The convenience from a frozen entree does not sacrifice nutrition. According to the Food & Drug Administration (FDA), there is virtually no nutritional difference between fresh and frozen vegetables and fruits.
Those frozen vegetables many times go from the farm to freezer within 24 hours, preserving the nutrition content in those veggies.
Also, consider that many single-serve frozen entrees have fewer calories and less sodium and saturated fat than a typical meal selected by a consumer.

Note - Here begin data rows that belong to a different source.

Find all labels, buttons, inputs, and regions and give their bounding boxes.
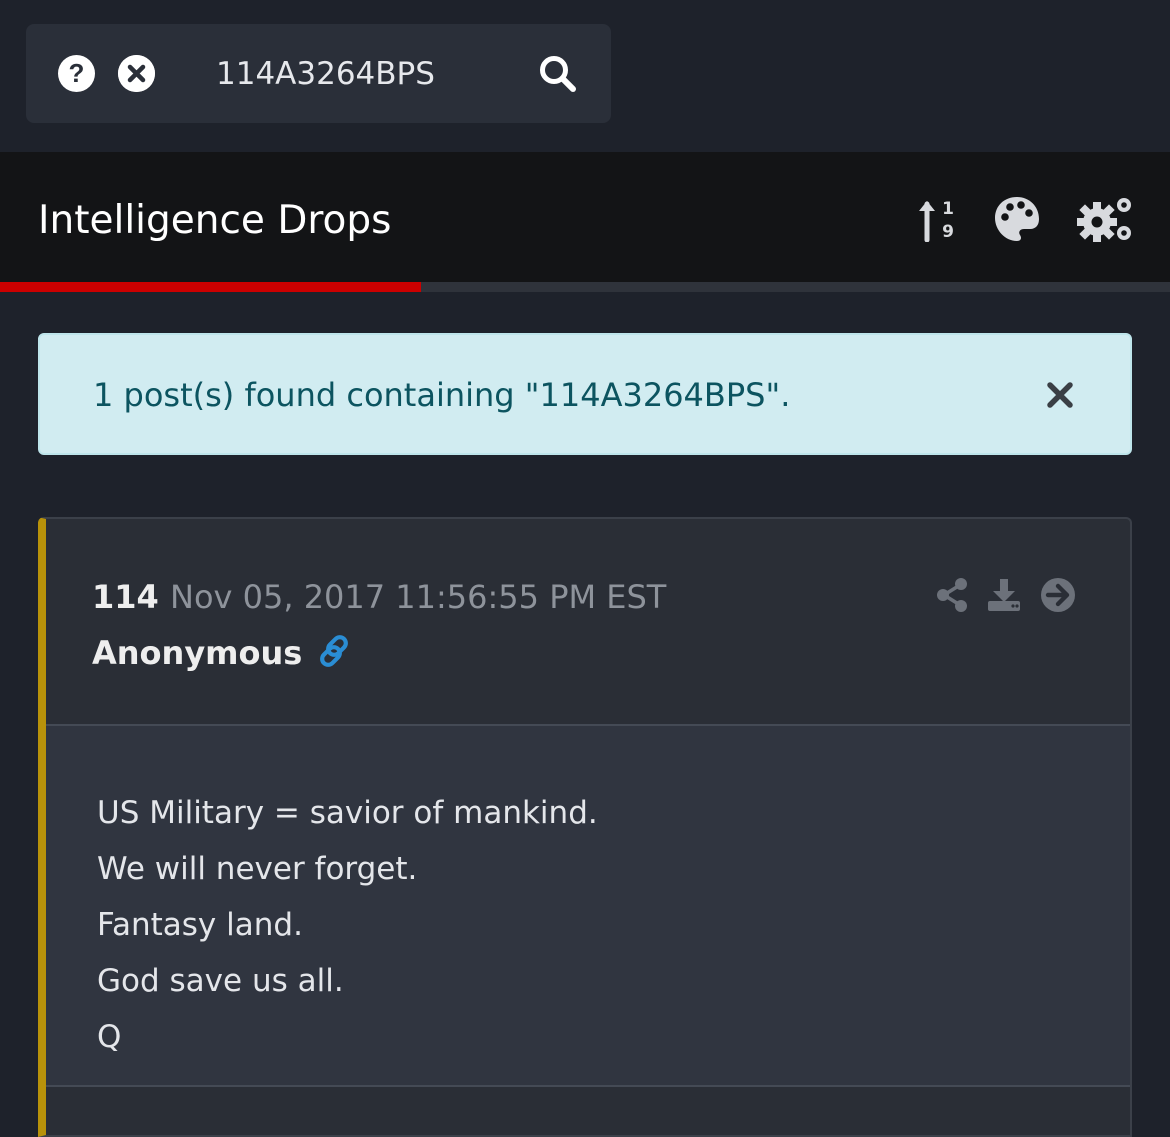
post-author: Anonymous — [92, 634, 303, 672]
post-text-line: US Military = savior of mankind. — [97, 795, 598, 831]
page-title: Intelligence Drops — [38, 198, 392, 243]
sort-numeric-icon[interactable]: 1 9 — [918, 196, 962, 242]
link-icon[interactable] — [316, 633, 352, 669]
arrow-circle-right-icon[interactable] — [1040, 577, 1076, 613]
clear-search-icon[interactable] — [118, 55, 155, 92]
post-number[interactable]: 114 — [92, 575, 159, 619]
post-body: US Military = savior of mankind. We will… — [46, 724, 1130, 1087]
search-input[interactable] — [216, 52, 516, 96]
post-text-line: Fantasy land. — [97, 907, 303, 943]
progress-track — [0, 282, 1170, 292]
post-text-line: We will never forget. — [97, 851, 418, 887]
download-icon[interactable] — [986, 577, 1022, 613]
top-search-area: ? — [0, 0, 1170, 152]
search-result-alert: 1 post(s) found containing "114A3264BPS"… — [38, 333, 1132, 455]
post-timestamp: Nov 05, 2017 11:56:55 PM EST — [170, 578, 667, 616]
post-text-line: God save us all. — [97, 963, 344, 999]
svg-text:1: 1 — [942, 199, 954, 219]
palette-icon[interactable] — [993, 195, 1041, 243]
search-icon[interactable] — [538, 54, 578, 94]
question-circle-icon[interactable]: ? — [58, 55, 95, 92]
alert-message: 1 post(s) found containing "114A3264BPS"… — [93, 376, 791, 414]
header-bar: Intelligence Drops 1 9 — [0, 152, 1170, 282]
post-text-line: Q — [97, 1019, 122, 1055]
share-icon[interactable] — [934, 577, 970, 613]
close-icon[interactable] — [1040, 375, 1080, 415]
cogs-icon[interactable] — [1076, 194, 1136, 244]
progress-fill — [0, 282, 422, 292]
times-circle-icon — [118, 55, 155, 92]
post-header: 114 Nov 05, 2017 11:56:55 PM EST Anonymo… — [46, 519, 1130, 724]
post-card: 114 Nov 05, 2017 11:56:55 PM EST Anonymo… — [38, 517, 1132, 1137]
search-box: ? — [26, 24, 611, 123]
svg-text:9: 9 — [942, 222, 954, 242]
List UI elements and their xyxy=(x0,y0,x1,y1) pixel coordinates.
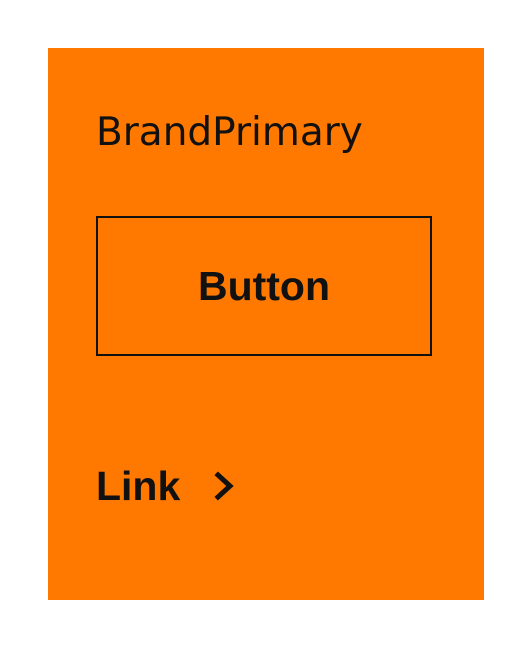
brand-primary-card: BrandPrimary Button Link xyxy=(48,48,484,600)
link[interactable]: Link xyxy=(96,458,236,514)
primary-button[interactable]: Button xyxy=(96,216,432,356)
button-label: Button xyxy=(197,262,331,309)
chevron-right-icon xyxy=(212,471,236,501)
card-title: BrandPrimary xyxy=(96,110,363,155)
link-label: Link xyxy=(96,462,181,509)
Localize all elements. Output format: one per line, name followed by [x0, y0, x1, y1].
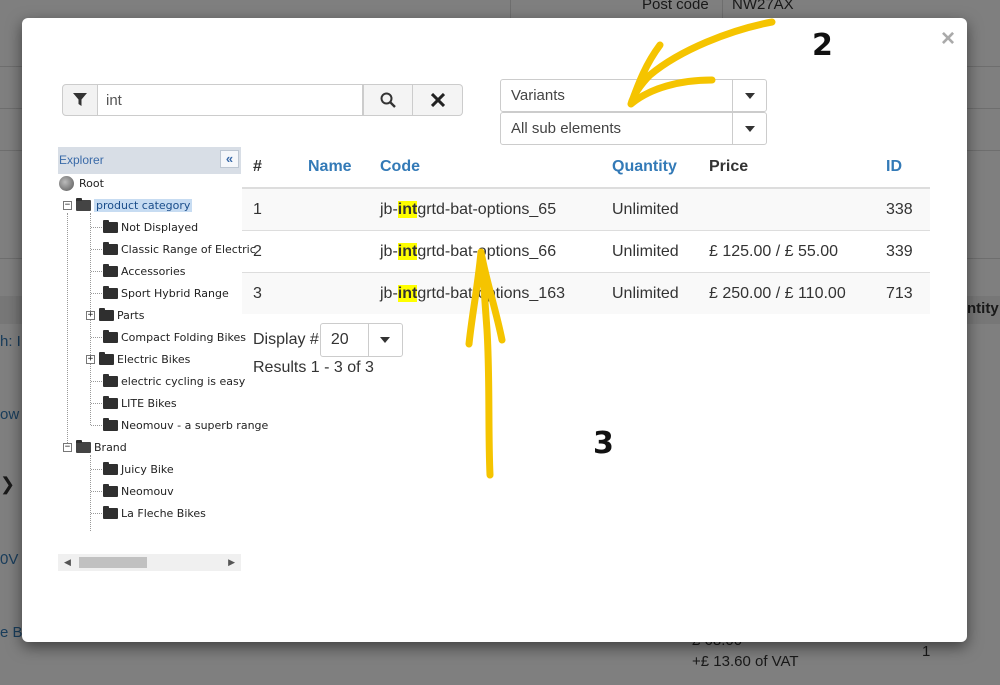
tree-item[interactable]: electric cycling is easy: [103, 371, 245, 391]
tree-product-category[interactable]: − product category: [63, 195, 193, 215]
folder-icon: [103, 483, 118, 497]
cell-price: £ 250.00 / £ 110.00: [698, 272, 875, 314]
tree-item[interactable]: Neomouv - a superb range: [103, 415, 268, 435]
type-select[interactable]: Variants: [500, 79, 767, 112]
search-input[interactable]: [98, 84, 363, 116]
clear-icon: [430, 93, 445, 107]
folder-icon: [103, 285, 118, 299]
col-header-code[interactable]: Code: [369, 147, 601, 189]
cell-num: 1: [242, 187, 297, 231]
cell-name: [297, 187, 369, 231]
cell-quantity: Unlimited: [601, 272, 698, 314]
explorer-horizontal-scrollbar[interactable]: ◀ ▶: [58, 554, 241, 571]
chevron-down-icon: [732, 113, 766, 144]
tree-item[interactable]: Not Displayed: [103, 217, 198, 237]
cell-id: 713: [875, 272, 930, 314]
scope-select-value: All sub elements: [511, 120, 622, 137]
page-size-control: Display # 20: [253, 323, 403, 357]
cell-name: [297, 272, 369, 314]
search-highlight: int: [397, 242, 418, 260]
cell-code: jb-intgrtd-bat-options_163: [369, 272, 601, 314]
scrollbar-thumb[interactable]: [79, 557, 147, 568]
cell-num: 3: [242, 272, 297, 314]
close-button[interactable]: ×: [941, 27, 955, 51]
cell-num: 2: [242, 230, 297, 273]
tree-item[interactable]: Juicy Bike: [103, 459, 174, 479]
folder-icon: [99, 307, 114, 321]
cell-name: [297, 230, 369, 273]
tree-item[interactable]: LITE Bikes: [103, 393, 177, 413]
explorer-panel: Explorer « Root − product category Not D…: [58, 147, 268, 575]
chevron-down-icon: [732, 80, 766, 111]
cell-id: 338: [875, 187, 930, 231]
results-count: Results 1 - 3 of 3: [253, 359, 374, 376]
tree-item[interactable]: Sport Hybrid Range: [103, 283, 229, 303]
tree-item[interactable]: + Parts: [86, 305, 144, 325]
globe-icon: [59, 175, 74, 191]
search-group: [62, 84, 463, 116]
collapse-node-icon[interactable]: −: [63, 200, 72, 210]
display-label: Display #: [253, 331, 319, 348]
collapse-explorer-button[interactable]: «: [220, 150, 239, 168]
chevron-down-icon: [367, 324, 402, 356]
folder-open-icon: [76, 197, 91, 211]
search-button[interactable]: [363, 84, 413, 116]
tree-root[interactable]: Root: [59, 173, 104, 193]
folder-open-icon: [76, 439, 91, 453]
explorer-title: Explorer: [59, 153, 104, 167]
results-table: # Name Code Quantity Price ID 1 jb-intgr…: [242, 147, 930, 314]
cell-quantity: Unlimited: [601, 187, 698, 231]
tree-item[interactable]: Classic Range of Electric: [103, 239, 256, 259]
scroll-left-icon[interactable]: ◀: [64, 557, 71, 568]
tree-item[interactable]: Neomouv: [103, 481, 174, 501]
explorer-header: Explorer «: [58, 147, 241, 174]
tree-item[interactable]: + Electric Bikes: [86, 349, 190, 369]
expand-node-icon[interactable]: +: [86, 354, 95, 364]
col-header-num: #: [242, 147, 297, 189]
col-header-price: Price: [698, 147, 875, 189]
filter-icon: [62, 84, 98, 116]
type-select-value: Variants: [511, 87, 565, 104]
scroll-right-icon[interactable]: ▶: [228, 557, 235, 568]
folder-icon: [103, 417, 118, 431]
table-row[interactable]: 2 jb-intgrtd-bat-options_66 Unlimited £ …: [242, 230, 930, 273]
folder-icon: [103, 461, 118, 475]
tree-brand[interactable]: − Brand: [63, 437, 127, 457]
tree-item[interactable]: Compact Folding Bikes: [103, 327, 246, 347]
col-header-quantity[interactable]: Quantity: [601, 147, 698, 189]
tree-item[interactable]: La Fleche Bikes: [103, 503, 206, 523]
cell-quantity: Unlimited: [601, 230, 698, 273]
table-row[interactable]: 1 jb-intgrtd-bat-options_65 Unlimited 33…: [242, 187, 930, 231]
search-icon: [380, 92, 396, 108]
page-size-value: 20: [330, 331, 349, 348]
col-header-id[interactable]: ID: [875, 147, 930, 189]
folder-icon: [99, 351, 114, 365]
cell-code: jb-intgrtd-bat-options_65: [369, 187, 601, 231]
expand-node-icon[interactable]: +: [86, 310, 95, 320]
cell-price: £ 125.00 / £ 55.00: [698, 230, 875, 273]
cell-id: 339: [875, 230, 930, 273]
collapse-node-icon[interactable]: −: [63, 442, 72, 452]
folder-icon: [103, 241, 118, 255]
search-highlight: int: [397, 200, 418, 218]
page-size-select[interactable]: 20: [319, 323, 403, 357]
folder-icon: [103, 329, 118, 343]
product-picker-modal: × Variants All sub elements Explorer «: [22, 18, 967, 642]
folder-icon: [103, 263, 118, 277]
tree-item[interactable]: Accessories: [103, 261, 185, 281]
results-table-container: # Name Code Quantity Price ID 1 jb-intgr…: [242, 147, 930, 314]
folder-icon: [103, 373, 118, 387]
scope-select[interactable]: All sub elements: [500, 112, 767, 145]
table-row[interactable]: 3 jb-intgrtd-bat-options_163 Unlimited £…: [242, 272, 930, 314]
folder-icon: [103, 395, 118, 409]
folder-icon: [103, 505, 118, 519]
clear-search-button[interactable]: [413, 84, 463, 116]
cell-price: [698, 187, 875, 231]
col-header-name[interactable]: Name: [297, 147, 369, 189]
search-highlight: int: [397, 284, 418, 302]
cell-code: jb-intgrtd-bat-options_66: [369, 230, 601, 273]
folder-icon: [103, 219, 118, 233]
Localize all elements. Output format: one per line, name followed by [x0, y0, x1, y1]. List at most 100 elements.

Another advantage to a frozen entree is the convenience. There is no need to wash, peel or cut, making them truly a timesaver and solution for busy consumers that need to put a healthy meal on the table in minutes. And it’s a great option for those with limited cooking skills or those cooking for one.
A simple strategy to control portions may be to consider a frozen single-serve entrée in place of your usual lunch or dinner.
• Portion control is key for weight management.
• A single-serve entree helps identify what a correct portion size is.
• You may consume fewer calories — a typical meal when self-selected is around 700 calories. Frozen entrées can average average 280-300 calories.
• Controlled research studies have found people who ate single-serve frozen meals were better able to maintain reduced calorie diets, resulting in greater and more sustained weight loss.
• Use these guidelines when choosing a frozen entrée (per serving): Calories: 450 or less; sodium: 600 mg or less; saturated fat: not more than 10% calories or 45 calories in this example. Total fat: not more than 30% calories or 135 calories from fat in this example. Include a wide variety of vegetables and fruits.
Making small changes one at a time can make a big difference in eating healthy and improve overall health. On your next visit to the grocery store, remember to visit the freezer section and consider adding frozen entrees in your cart.
This information is not intended as medical advice. Please consult a medical professional for individual advice.